Bill Piper, township transportation consultant, said the Matthew Drive is one part of a five-phase improvement in that area, which includes extending the road into the Business Park, improving New Salem Road, upgrading Route 21, and connecting the Mon-Fayette Expressway to the Business Park.
“You’ll have four-lane roads in all directions not like Pittsburgh, the Waterfront or Robinson, where there is congestion in and out,” he said. “We’re trying to prevent that with the cooperation of the township supervisors, country commissioners, PennDOT and the Southwestern Pennsylvania Commission.”
William Beaumariage, PennDOT project manager, said the traffic study on the preferred alignment has already been approved, and he is awaiting a review of the study on the other plan.
He said the improvements to Matthew Drive include adding a second on-ramp to Route 119 to improve traffic flow coming down the road to the intersection with Route 21.

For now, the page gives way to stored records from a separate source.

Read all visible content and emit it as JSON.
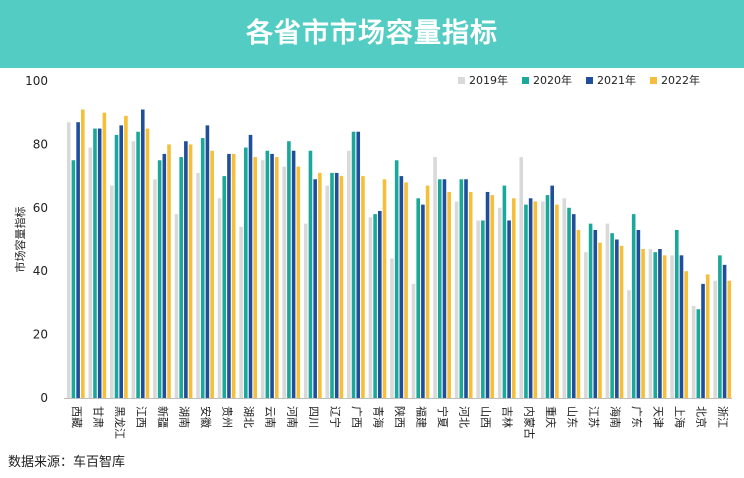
{
  "header": {
    "title": "各省市市场容量指标"
  },
  "source": "数据来源：车百智库",
  "chart_data": {
    "type": "bar",
    "title": "各省市市场容量指标",
    "xlabel": "",
    "ylabel": "市场容量指标",
    "ylim": [
      0,
      100
    ],
    "yticks": [
      0,
      20,
      40,
      60,
      80,
      100
    ],
    "grid": false,
    "legend_position": "top-right",
    "categories": [
      "西藏",
      "甘肃",
      "黑龙江",
      "江西",
      "新疆",
      "湖南",
      "安徽",
      "贵州",
      "湖北",
      "云南",
      "河南",
      "四川",
      "辽宁",
      "广西",
      "青海",
      "陕西",
      "福建",
      "宁夏",
      "河北",
      "山西",
      "吉林",
      "内蒙古",
      "重庆",
      "山东",
      "江苏",
      "海南",
      "广东",
      "天津",
      "上海",
      "北京",
      "浙江"
    ],
    "series": [
      {
        "name": "2019年",
        "color": "#d9d9d9",
        "values": [
          87,
          79,
          67,
          81,
          69,
          58,
          71,
          63,
          54,
          75,
          73,
          55,
          67,
          78,
          57,
          44,
          36,
          76,
          62,
          56,
          60,
          76,
          62,
          63,
          46,
          55,
          34,
          47,
          45,
          29,
          37
        ]
      },
      {
        "name": "2020年",
        "color": "#1aa89a",
        "values": [
          75,
          85,
          83,
          84,
          75,
          76,
          82,
          70,
          79,
          78,
          81,
          78,
          71,
          84,
          58,
          75,
          63,
          69,
          69,
          56,
          67,
          61,
          64,
          60,
          55,
          52,
          58,
          46,
          53,
          28,
          45
        ]
      },
      {
        "name": "2021年",
        "color": "#1f4e9a",
        "values": [
          87,
          85,
          86,
          91,
          77,
          81,
          86,
          77,
          83,
          77,
          78,
          69,
          71,
          84,
          59,
          70,
          61,
          69,
          69,
          65,
          56,
          63,
          67,
          58,
          53,
          50,
          53,
          47,
          45,
          36,
          42
        ]
      },
      {
        "name": "2022年",
        "color": "#f5bf3a",
        "values": [
          91,
          90,
          89,
          85,
          80,
          80,
          78,
          77,
          76,
          76,
          73,
          71,
          70,
          70,
          69,
          68,
          67,
          65,
          65,
          64,
          63,
          62,
          61,
          53,
          49,
          48,
          47,
          45,
          40,
          39,
          37
        ]
      }
    ]
  }
}
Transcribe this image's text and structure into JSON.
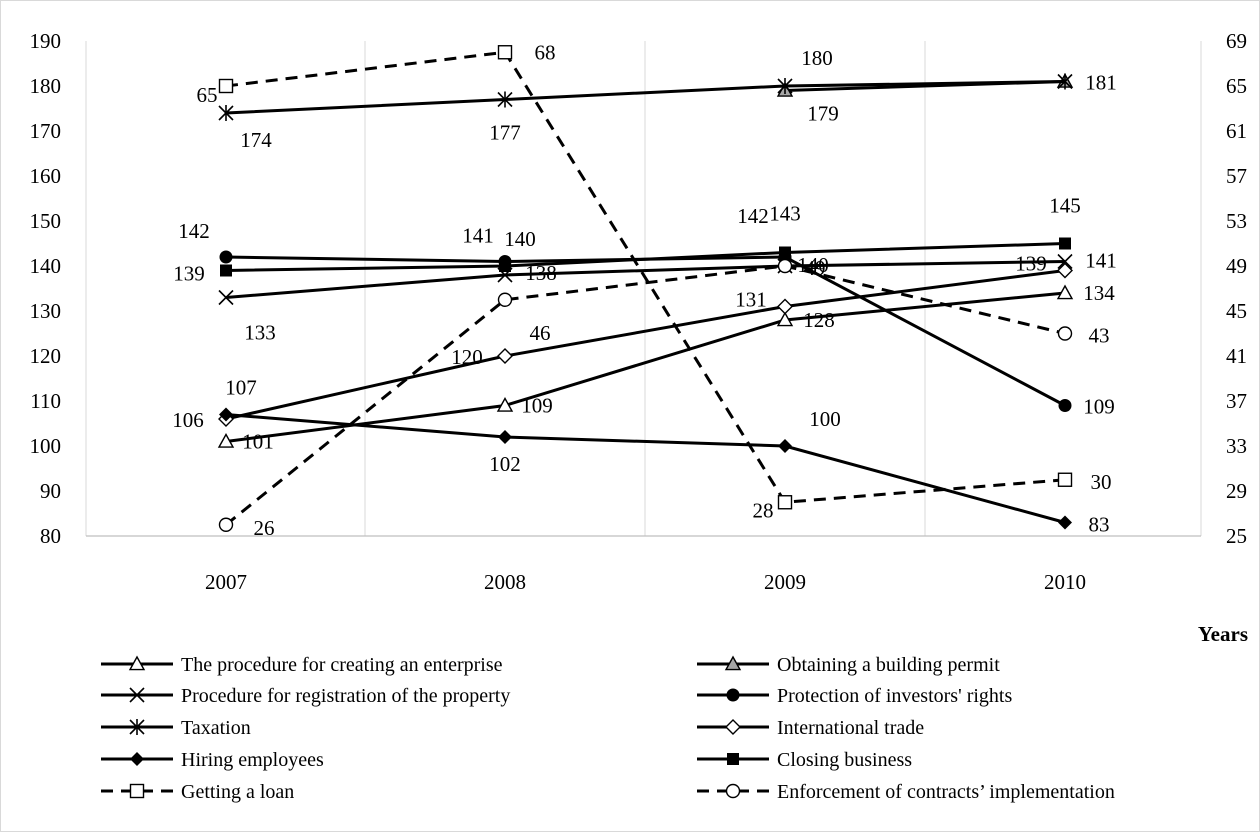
{
  "chart_data": {
    "type": "line",
    "x": [
      "2007",
      "2008",
      "2009",
      "2010"
    ],
    "xlabel": "Years",
    "ylim_left": [
      80,
      190
    ],
    "yticks_left": [
      "80",
      "90",
      "100",
      "110",
      "120",
      "130",
      "140",
      "150",
      "160",
      "170",
      "180",
      "190"
    ],
    "ylim_right": [
      25,
      69
    ],
    "yticks_right": [
      "25",
      "29",
      "33",
      "37",
      "41",
      "45",
      "49",
      "53",
      "57",
      "61",
      "65",
      "69"
    ],
    "grid": "vertical gridlines",
    "legend_position": "bottom",
    "series": [
      {
        "name": "The procedure for creating an enterprise",
        "values": [
          101,
          109,
          128,
          134
        ],
        "axis": "left",
        "marker": "triangle-open",
        "dash": false,
        "labels": [
          "101",
          "109",
          "128",
          "134"
        ]
      },
      {
        "name": "Obtaining a building permit",
        "values": [
          null,
          null,
          179,
          181
        ],
        "axis": "left",
        "marker": "triangle-gray",
        "dash": false,
        "labels": [
          "",
          "",
          "179",
          ""
        ]
      },
      {
        "name": "Procedure for registration of the property",
        "values": [
          133,
          138,
          140,
          141
        ],
        "axis": "left",
        "marker": "x",
        "dash": false,
        "labels": [
          "133",
          "138",
          "140",
          "141"
        ]
      },
      {
        "name": "Protection of investors' rights",
        "values": [
          142,
          141,
          142,
          109
        ],
        "axis": "left",
        "marker": "circle-filled",
        "dash": false,
        "labels": [
          "142",
          "141",
          "142",
          "109"
        ]
      },
      {
        "name": "Taxation",
        "values": [
          174,
          177,
          180,
          181
        ],
        "axis": "left",
        "marker": "star",
        "dash": false,
        "labels": [
          "174",
          "177",
          "180",
          "181"
        ]
      },
      {
        "name": "International trade",
        "values": [
          106,
          120,
          131,
          139
        ],
        "axis": "left",
        "marker": "diamond-open",
        "dash": false,
        "labels": [
          "106",
          "120",
          "131",
          "139"
        ]
      },
      {
        "name": "Hiring employees",
        "values": [
          107,
          102,
          100,
          83
        ],
        "axis": "left",
        "marker": "diamond-filled",
        "dash": false,
        "labels": [
          "107",
          "102",
          "100",
          "83"
        ]
      },
      {
        "name": "Closing business",
        "values": [
          139,
          140,
          143,
          145
        ],
        "axis": "left",
        "marker": "square-filled",
        "dash": false,
        "labels": [
          "139",
          "140",
          "143",
          "145"
        ]
      },
      {
        "name": "Getting a loan",
        "values": [
          65,
          68,
          28,
          30
        ],
        "axis": "right",
        "marker": "square-open",
        "dash": true,
        "labels": [
          "65",
          "68",
          "28",
          "30"
        ]
      },
      {
        "name": "Enforcement  of contracts’ implementation",
        "values": [
          26,
          46,
          49,
          43
        ],
        "axis": "right",
        "marker": "circle-open",
        "dash": true,
        "labels": [
          "26",
          "46",
          "49",
          "43"
        ]
      }
    ]
  }
}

Beaumariage said he would like a decision made this fall so that right-of-way acquisitions and final design can take place. If bids are awarded by the end of 2006, he said construction could begin in the spring of 2007 and should take one construction season to complete.
Schiffbauer said any more delays will only push back the timeline for the project, which he said is already a year behind the original schedule.
“We can only wait so long before we get to a point, a drop-dead date when we have to proceed,” he said. “We don’t want a situation like Robinson Town Center, where the traffic discourages people from coming and it hurts businesses.”